In the subsequent email train, I was forwarded their exchange and it turned out that the assistant thought my email was spam, because I started it with “hello” and didn’t present myself. She had in fact reported it as phishing!

Looking at her words, I realised I had made a number of mistakes. And a few of them came down to my inter-cultural skills needing a brush up.

There are a few leading studies that approach this topic with a framework – Hofstede and the Globe Project being two of them. What they have done is identify certain key cultural dimensions that apply across the world and map where countries sit in terms of these dimensions. The dimensions are things like power distance, uncertainty avoidance task orientation and collectivism.

I’ve been living in Australia for the last 8 years, a country with low power distance, low uncertainty avoidance and low long-term orientation (related to tasks/relationships in the above chart).

When we compare those scores with Belgium, it becomes very obvious where I went wrong

Belgium has high power distance, high uncertainty avoidance and high long-term orientation. So an informal email that didn’t beat around the bush about what was being asked for and didn’t paint the full picture was just about as bad as it can get!

The additional complication in working for the European Commission is that you are working with people of 26 different nationalities.

If we look at Hofstede’s dimensions through the prism of the contexts/nationalities of the people involved in the exchange I mentioned above, we can see these differences

And that assumes of course that individuals reflect the national measure, which, after 25 years working in a mixed culture, is pretty unlikely. But my experience when I was at the Commission was that a measure like the above couldn’t have been applied to EU officials as a group. The metaphor I always loved to describe what it’s like to work in an organisation with so many nationalities is that it’s a salad not a soup. In a soup, you cook everything together, you might even blend it so that the flavours are all inextricably linked. Working at the Commission is more like a salad: different ingredients tossed together, linked by the dressing, maybe taking on a hint of the stronger flavours, but retaining their own identity.
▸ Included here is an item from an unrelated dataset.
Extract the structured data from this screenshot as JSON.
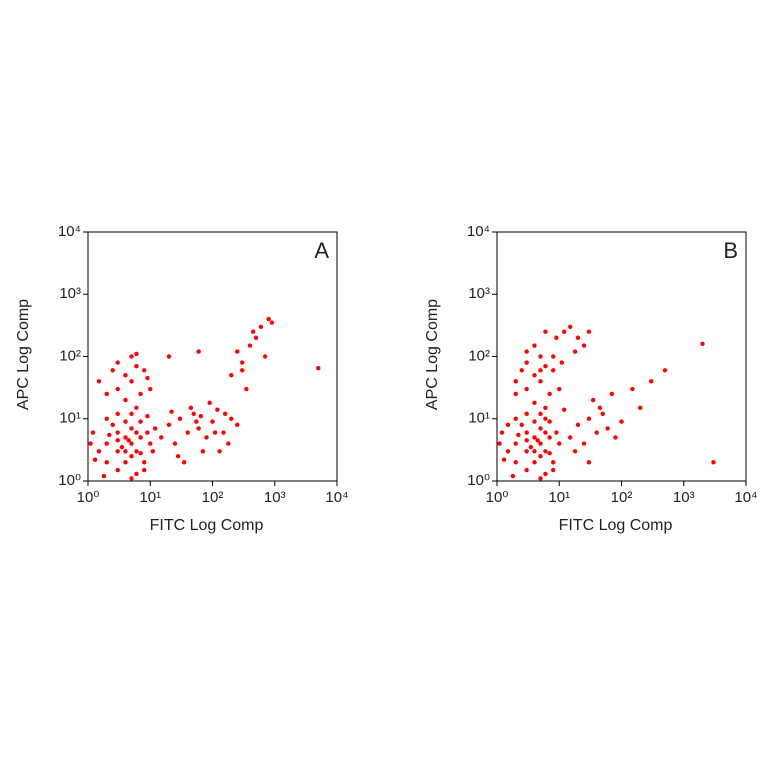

So as I get ready to go back, it’s clear that I need to retune my cultural antenna. I’m not going to stop being me, but I need to be more aware that the way I do things will seem alien to some people. As in all things, I’ll be taking some time to think through the consequences of my actions before I take them. And hopefully it will result in my emails getting read.

Published by Antonia

I'm a British citizen and European Union official, who lives in Brussels again after 6 years in London and 8 in Melbourne. My blog(s) reflect my interests in the EU, yarncrafts, organisations and dog ownership.

One thought on “Retuning my cultural antenna

  1. Getting Commission Speak is going to be hard for you. In lockdown Mor has had to hold me back from swearing down his headphones as I now hear more than I used to.